Beyazların yükünü taşı, -
Ve en iyi oğulları
Zor iş için gönder
Uzak denizlerde;
Fethedilenlerin hizmetine
Kasvetli kabilelere
Yarım çocukların hizmetinde, Ya da belki - şeytana!
Beyaz Adamın Yükü, R. Kipling
Başlangıç olarak, Kipling bu satırları yalnızca Britanya'nın kendisine ve Britanyalılara değil, aynı zamanda bu düzeyin kendileri için hala düşük olduğu kişileri, emekleriyle kendi düzeylerine yükselten herkese atıfta bulunarak yazdı.
Çok uzun zaman önce, Penza gazetesi "Young Leninets", Ksenia Vdovikina'nın "Penzyak var olmayan bir ülkeyi ziyaret etti" başlıklı bir makalesini yayınladı ve VO ve ML web sitelerinin popülaritesi kıyaslanamaz olduğundan, tabiri caizse, genişletmek istedim. bu materyali kendi kelimelerimle yeniden anlatarak okuyucu kitlesi.
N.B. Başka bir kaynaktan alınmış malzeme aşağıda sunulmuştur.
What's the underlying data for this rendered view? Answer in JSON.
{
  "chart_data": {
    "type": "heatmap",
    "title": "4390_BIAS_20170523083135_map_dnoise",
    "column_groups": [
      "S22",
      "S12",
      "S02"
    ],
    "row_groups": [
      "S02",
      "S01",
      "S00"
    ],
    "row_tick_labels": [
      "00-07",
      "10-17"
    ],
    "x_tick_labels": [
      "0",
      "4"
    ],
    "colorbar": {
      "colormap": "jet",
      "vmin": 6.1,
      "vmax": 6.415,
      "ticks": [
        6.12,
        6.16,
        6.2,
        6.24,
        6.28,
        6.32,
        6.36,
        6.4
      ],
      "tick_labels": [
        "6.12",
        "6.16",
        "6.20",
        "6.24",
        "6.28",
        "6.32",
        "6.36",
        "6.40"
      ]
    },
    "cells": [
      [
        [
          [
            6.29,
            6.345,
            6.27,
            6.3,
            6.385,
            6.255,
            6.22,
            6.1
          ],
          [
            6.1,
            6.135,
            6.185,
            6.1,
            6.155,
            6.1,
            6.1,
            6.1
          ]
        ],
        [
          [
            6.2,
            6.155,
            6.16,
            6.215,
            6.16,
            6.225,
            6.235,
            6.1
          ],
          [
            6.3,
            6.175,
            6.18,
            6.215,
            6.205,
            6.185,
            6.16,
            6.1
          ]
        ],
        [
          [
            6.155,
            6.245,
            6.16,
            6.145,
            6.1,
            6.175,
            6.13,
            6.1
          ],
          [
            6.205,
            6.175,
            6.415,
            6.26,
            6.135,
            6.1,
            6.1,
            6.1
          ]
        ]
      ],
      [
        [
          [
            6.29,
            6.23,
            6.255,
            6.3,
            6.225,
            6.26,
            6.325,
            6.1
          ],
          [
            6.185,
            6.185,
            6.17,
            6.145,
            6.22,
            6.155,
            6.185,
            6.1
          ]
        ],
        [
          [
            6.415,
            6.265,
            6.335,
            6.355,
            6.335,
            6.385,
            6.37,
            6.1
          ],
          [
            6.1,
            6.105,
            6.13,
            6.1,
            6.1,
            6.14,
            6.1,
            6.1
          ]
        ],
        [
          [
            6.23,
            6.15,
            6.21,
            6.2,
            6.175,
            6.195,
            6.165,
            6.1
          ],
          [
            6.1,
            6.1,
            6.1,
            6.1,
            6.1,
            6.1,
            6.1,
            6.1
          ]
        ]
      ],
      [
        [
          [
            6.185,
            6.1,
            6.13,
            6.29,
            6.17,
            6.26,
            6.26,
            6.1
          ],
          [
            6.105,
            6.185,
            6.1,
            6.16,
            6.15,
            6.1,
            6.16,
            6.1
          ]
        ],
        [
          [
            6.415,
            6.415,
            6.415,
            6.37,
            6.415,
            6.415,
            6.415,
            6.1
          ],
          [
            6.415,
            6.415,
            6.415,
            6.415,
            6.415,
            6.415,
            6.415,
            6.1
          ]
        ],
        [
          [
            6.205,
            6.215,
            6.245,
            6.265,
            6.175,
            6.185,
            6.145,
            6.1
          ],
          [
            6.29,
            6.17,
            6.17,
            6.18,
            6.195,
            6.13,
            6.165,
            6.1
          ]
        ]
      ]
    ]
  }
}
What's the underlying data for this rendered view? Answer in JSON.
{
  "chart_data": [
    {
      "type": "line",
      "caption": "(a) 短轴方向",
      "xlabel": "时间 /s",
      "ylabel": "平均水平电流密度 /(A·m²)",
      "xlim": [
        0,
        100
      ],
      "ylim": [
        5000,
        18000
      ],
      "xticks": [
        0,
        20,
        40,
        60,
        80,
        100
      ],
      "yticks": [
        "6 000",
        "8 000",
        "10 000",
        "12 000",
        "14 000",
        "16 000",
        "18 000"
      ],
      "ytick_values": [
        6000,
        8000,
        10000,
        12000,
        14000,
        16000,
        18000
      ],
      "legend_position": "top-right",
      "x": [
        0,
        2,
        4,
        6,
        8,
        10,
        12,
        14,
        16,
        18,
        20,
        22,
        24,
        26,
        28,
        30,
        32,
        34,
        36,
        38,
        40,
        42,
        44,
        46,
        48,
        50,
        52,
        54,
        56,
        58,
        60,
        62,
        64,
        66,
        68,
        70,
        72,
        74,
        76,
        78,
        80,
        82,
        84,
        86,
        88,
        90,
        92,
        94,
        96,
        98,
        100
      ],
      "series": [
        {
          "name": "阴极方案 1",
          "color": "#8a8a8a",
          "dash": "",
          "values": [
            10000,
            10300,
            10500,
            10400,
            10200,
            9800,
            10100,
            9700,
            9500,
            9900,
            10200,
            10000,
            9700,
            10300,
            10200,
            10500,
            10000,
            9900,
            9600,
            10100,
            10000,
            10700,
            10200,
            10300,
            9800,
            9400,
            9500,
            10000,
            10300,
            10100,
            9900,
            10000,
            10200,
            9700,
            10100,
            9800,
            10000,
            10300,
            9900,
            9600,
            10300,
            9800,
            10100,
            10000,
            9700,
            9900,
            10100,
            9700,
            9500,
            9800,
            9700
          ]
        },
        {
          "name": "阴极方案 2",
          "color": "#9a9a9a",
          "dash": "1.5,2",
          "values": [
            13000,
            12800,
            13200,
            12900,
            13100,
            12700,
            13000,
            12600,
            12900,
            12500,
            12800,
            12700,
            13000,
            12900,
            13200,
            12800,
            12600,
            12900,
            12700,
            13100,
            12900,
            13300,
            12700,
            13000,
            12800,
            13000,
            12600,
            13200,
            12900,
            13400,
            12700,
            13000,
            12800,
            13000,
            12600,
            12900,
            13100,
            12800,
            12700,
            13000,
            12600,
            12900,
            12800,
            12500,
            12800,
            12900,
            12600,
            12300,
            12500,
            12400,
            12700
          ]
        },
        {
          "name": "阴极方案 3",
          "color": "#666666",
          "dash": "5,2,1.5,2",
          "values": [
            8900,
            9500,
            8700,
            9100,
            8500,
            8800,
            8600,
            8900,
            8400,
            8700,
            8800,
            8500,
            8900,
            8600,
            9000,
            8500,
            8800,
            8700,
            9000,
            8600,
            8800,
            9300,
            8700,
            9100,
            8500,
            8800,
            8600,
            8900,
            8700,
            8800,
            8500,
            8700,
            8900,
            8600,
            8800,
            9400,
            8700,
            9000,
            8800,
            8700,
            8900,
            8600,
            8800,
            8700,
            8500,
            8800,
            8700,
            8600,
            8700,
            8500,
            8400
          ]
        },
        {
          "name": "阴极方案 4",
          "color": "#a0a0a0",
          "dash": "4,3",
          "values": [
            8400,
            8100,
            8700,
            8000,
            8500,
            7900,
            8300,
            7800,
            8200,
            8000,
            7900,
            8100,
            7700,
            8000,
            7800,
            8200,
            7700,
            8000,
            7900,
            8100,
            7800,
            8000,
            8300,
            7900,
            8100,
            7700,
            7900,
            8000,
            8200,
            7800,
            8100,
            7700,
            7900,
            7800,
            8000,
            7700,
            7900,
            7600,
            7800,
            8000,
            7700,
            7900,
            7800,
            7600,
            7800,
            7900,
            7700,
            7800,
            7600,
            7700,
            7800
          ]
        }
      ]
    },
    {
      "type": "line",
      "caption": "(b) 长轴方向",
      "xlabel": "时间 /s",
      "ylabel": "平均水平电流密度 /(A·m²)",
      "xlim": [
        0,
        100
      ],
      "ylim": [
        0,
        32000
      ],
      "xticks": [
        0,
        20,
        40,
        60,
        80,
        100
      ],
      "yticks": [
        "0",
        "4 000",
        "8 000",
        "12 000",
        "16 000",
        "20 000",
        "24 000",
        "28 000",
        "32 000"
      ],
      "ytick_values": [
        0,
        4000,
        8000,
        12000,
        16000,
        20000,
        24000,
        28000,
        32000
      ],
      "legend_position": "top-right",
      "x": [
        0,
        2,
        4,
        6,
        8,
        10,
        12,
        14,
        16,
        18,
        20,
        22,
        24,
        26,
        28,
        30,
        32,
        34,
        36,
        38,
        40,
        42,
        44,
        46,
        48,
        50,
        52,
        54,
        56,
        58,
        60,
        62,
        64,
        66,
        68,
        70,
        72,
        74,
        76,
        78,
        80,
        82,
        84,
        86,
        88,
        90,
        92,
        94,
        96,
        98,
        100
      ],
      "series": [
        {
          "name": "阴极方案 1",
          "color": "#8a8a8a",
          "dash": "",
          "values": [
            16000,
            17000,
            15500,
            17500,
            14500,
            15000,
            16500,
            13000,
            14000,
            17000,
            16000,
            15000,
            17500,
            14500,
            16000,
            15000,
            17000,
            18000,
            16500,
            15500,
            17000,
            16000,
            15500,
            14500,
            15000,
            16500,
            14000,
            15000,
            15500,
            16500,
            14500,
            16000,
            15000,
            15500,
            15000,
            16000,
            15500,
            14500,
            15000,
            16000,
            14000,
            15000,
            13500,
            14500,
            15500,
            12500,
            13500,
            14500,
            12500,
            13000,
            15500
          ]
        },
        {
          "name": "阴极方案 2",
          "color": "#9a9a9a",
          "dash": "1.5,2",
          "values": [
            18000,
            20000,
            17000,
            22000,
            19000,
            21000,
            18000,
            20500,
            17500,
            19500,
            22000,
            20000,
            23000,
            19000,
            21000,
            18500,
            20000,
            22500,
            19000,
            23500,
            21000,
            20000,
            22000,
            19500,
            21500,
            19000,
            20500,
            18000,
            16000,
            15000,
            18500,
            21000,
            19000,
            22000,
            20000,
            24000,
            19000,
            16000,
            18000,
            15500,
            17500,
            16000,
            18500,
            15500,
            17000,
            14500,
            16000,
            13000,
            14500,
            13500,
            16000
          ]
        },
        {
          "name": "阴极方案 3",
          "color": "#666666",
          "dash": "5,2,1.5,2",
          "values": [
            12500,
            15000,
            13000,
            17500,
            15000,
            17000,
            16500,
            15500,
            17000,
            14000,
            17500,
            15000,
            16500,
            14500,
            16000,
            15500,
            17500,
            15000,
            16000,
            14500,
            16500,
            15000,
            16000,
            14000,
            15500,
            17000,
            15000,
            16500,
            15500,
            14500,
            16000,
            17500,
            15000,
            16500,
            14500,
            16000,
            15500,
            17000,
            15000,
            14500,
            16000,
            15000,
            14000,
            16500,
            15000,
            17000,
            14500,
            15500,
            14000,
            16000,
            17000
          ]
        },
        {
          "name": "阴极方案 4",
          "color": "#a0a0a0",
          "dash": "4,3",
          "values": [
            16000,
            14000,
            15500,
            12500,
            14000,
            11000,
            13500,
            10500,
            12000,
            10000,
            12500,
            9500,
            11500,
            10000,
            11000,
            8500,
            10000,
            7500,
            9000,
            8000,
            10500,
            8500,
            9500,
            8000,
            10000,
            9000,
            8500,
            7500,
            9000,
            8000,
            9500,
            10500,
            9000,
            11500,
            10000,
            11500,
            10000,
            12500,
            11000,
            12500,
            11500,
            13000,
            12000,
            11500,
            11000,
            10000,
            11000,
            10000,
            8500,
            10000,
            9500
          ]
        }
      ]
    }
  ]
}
Penza Pavel Votchintsev'in bir sakininin gönüllü olarak Somaliland'a nasıl gittiğiyle ilgiliydi. Orada, Amerikalı işadamı Jonathan Starr'ın programı çerçevesinde, ülkenin başkenti Hargeisa şehrinde, yüksek teknolojili bir yatılı okul açmak gerekiyordu. Hemşehrimle birlikte bir grupta iki Rus, iki Kanadalı, on Amerikalı, bir Brezilyalı ve bir İngiliz daha oraya gitti.
Bir zamanlar, Nazi gaz odasında ölen Polonyalı yazar Janusz Korczak, "Kral Matt on a Desert Island" adlı harika kitabında, amacının başkalarına yardım etmek olduğuna inanan, sıcak ve iyi kalpli sevecen insanlar olduğunu yazmıştı.. Yani, muhtemelen, tüm bu insanlar böyleydi (ve memnun ediyor!), Birinin para ya da macera için gitmesi oldukça mümkün olsa da ve … bunda da ayıplanacak bir şey yok. "Bütün işler güzel, zevkini seç!" Biri başıboş kedileri alır ve tedavi eder, biri siyahlara öğretir - kim neyi sever!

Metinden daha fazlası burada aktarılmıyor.